Но самое реальное отражение литературной жизни можно было найти не в зале заседаний, а совсем в других местах.
«Была остроумная съездовская стенгазета с хорошими эпиграммами и пародиями», – писала Ариадна. Я, честно, поражаюсь верности и… самоотверженности Ариадны Григорьевны. Представьте: ради ученицы, прямо скажем, с ее-то уровня – еще соплюхи, своей рукою на съезде переписать почти всю стенгазету, а потом перенести еще раз в письма… Ради меня, например, таких подвигов не совершал никто.

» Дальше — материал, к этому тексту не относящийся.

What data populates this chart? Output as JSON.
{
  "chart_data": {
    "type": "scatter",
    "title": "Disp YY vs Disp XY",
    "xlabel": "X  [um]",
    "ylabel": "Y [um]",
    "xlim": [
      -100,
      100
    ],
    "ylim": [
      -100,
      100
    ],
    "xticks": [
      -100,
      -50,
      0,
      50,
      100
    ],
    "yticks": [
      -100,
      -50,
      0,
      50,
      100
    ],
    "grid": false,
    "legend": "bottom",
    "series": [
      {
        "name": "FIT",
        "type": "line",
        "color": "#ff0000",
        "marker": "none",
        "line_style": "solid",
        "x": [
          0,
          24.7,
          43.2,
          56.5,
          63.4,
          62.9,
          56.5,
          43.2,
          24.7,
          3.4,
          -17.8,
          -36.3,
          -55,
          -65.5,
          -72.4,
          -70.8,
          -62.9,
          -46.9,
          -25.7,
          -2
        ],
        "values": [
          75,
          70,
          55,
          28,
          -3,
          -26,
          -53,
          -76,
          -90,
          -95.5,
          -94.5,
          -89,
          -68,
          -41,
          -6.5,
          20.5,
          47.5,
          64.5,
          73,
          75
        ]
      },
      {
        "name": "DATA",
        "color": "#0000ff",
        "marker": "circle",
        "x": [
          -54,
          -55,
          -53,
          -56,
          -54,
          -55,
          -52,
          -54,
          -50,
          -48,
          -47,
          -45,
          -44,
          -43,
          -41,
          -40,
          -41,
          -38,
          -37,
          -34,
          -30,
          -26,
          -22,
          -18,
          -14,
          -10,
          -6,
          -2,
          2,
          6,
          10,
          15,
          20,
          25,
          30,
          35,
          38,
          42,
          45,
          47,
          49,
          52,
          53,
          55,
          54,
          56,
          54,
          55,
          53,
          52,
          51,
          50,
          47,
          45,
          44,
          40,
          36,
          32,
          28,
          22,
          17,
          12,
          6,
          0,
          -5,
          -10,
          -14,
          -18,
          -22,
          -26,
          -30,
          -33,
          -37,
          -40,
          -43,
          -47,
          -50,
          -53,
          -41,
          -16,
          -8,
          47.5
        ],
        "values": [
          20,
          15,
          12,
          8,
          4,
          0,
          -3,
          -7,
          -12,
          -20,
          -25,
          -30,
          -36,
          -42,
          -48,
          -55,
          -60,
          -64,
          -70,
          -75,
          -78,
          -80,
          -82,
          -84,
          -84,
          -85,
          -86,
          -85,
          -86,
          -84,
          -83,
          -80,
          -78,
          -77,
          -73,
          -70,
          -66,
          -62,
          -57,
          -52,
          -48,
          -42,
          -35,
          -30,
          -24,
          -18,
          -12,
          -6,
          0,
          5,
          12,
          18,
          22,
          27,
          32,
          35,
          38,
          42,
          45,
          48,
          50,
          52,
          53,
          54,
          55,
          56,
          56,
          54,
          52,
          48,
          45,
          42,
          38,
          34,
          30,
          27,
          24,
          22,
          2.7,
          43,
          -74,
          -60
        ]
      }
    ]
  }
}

Однако как быстротечны бывают в отечестве нашем оттепели и сколь легко оно в любой момент может смерзнуться, по Маяковскому, в «громящий кулак». Или, по Евтушенко: «дай Бог, чтобы твоя страна тебя не пнула сапожищем». Это наблюдение – в связи с обнаружившимся еще одним письмом Валерия Борщева.
«Не удалось мне, Галка, вырваться в Волгоград к 10 мая, а так хотелось. Но вот теперь мой очень хороший друг, работающий в «Водном транспорте», едет к вам в командировку, и я использую этот случай. Передаю через него последние выступления на суде Синявского и Даниэля, письмо протеста искусствоведа Голомштока. Об этом процессе нужно было бы много рассказать. Но ты, наверно, многое уже знаешь. И то, что 42 писателя, и Паустовский лично направили на адрес съезда письмо-протест против суда, и то, что почти все западные компартии тоже заявили протест, и Луи Арагон сказал, что после этого процесса он отрекается от всего, что говорил хорошего о СССР. Эти факты уже общеизвестны. Атмосфера здесь была ужасная, цель процесса – подготовка почвы для реабилитации культа. У нас выступал член идеологической комиссии ЦК (до съезда) и сказал, что теперь вернулись к оценке деятельности Сталина 1956 г., а не 22-го съезда.
Здесь в пику организовывалась 5 марта демонстрация в память жертв культа личности. Но ее предотвратили, арестовав многих студентов и писателей, в частности, Аксенова. Было письмо Ромма, Твардовского, Плисецкой, Улановой, Капицы, Тамма в адрес съезда против реабилитации Сталина. Все это и спасло нас.